GLOBAL CONNECTIONS, INDIVIDUAL LIVES
Humanities majors at WSU have abundant opportunities to contribute to the greater community.
For instance, WSU students and alumni team up to volunteer for Hearts in Motion, a nonprofit organization that provides care and medical treatment to communities in Central America.
Each spring break, Spanish majors and other volunteers travel to Guatemala to facilitate communication between Zacapa residents and the English-speaking medical personnel.
Student volunteers can apply for WSU departmental scholarships to assist with travel expenses.
FILLING GAPS IN HISTORY
WSU students are helping create a new type of digital archive that is changing the way indigenous peoples interact with artifacts housed at WSU and enabling interactive cultural information exchange.
Professors and students in critical culture, gender, and race studies are collaborating with WSU's Manuscripts, Archives, and Special Collections and Museum of Anthropology to digitally catalog Columbia Plateau tribes' cultural materials that are in WSU collections.
The result is the Plateau Peoples' Web Portal. Designed with the values of indigenous peoples in mind, it helps repatriate cultural belongings and promote shared knowledge between all people interested in the area's history.
LEARN FROM WORLD-CLASS PERFORMERS
When you play music at WSU — whether it's your major or simply something you love to do — you learn from world-class directors, musicians, and composers who have a passion for helping you develop your musical talent.
Two examples:
- Jeffrey Savage and Karen Hsiao Savage, who play as a piano duo internationally, and recently played New York's Carnegie Hall as the winners of the Special Presentation Award at the 36th annual Artists International Presentation competition.
Listen to a clip of a Savage duo performance.
- Greg Yasinitsky, who teaches saxophone and composition and coordinates the University's nationally recognized jazz studies program. He won a 2009-2010 ASCAPLUS Award for Composition from ASCAP, a 2009 Artist Trust Fellowship, and has won 24 ASCAP awards. His compositions have been played worldwide.

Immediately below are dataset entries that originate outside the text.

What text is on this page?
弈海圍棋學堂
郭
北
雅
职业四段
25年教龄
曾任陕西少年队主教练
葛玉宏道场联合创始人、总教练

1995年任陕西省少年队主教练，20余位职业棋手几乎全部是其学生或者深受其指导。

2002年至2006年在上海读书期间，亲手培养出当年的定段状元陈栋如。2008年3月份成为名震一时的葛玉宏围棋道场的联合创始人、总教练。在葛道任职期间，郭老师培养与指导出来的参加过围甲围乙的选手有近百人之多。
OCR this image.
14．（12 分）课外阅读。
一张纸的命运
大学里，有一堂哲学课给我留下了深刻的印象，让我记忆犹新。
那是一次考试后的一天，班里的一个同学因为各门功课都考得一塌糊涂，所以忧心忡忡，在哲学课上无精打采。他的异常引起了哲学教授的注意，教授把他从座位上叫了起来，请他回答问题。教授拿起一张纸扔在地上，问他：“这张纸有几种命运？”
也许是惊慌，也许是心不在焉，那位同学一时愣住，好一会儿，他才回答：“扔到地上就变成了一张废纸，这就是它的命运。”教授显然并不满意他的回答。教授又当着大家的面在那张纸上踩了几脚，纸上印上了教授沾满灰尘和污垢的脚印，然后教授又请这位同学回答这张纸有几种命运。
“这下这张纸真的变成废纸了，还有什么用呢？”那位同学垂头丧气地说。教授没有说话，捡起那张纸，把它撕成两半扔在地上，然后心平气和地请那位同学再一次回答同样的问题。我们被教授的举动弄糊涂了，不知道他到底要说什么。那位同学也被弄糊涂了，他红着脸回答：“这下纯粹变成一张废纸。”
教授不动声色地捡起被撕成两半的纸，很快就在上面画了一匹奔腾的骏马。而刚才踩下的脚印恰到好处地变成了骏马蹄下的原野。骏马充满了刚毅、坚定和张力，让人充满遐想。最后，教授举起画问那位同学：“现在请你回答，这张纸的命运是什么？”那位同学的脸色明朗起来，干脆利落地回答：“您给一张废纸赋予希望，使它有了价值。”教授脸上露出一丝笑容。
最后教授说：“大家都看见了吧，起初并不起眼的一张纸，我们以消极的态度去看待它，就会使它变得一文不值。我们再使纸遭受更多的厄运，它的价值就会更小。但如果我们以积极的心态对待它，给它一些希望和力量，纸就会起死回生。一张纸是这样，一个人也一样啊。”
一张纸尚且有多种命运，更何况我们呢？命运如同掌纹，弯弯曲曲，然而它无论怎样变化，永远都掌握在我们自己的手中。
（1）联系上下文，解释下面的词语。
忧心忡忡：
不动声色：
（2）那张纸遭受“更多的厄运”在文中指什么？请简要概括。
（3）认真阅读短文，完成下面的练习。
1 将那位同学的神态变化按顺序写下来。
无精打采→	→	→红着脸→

Find out more about the WSU music program and the musicians you can learn from on the WSU School of Music website.
World-class thinkers come to you
In addition to learning from your professors, at WSU you also get opportunities to hear directly from scholars of national and international reputation, who come to Pullman to share their ideas on timely topics.
- Each year the Potter Memorial Lectureship and the Inland Northwest Philosophy Conference bring renowned philosophers, such as Daniel Dennett and Noam Chomsky, to WSU.
- The Visiting Writers Series hosts readings and discussions with local, national, and international authors.
- National and international scholars come to Pullman to share their ideas in guest lectures or even to spend a semester or a year teaching advanced students.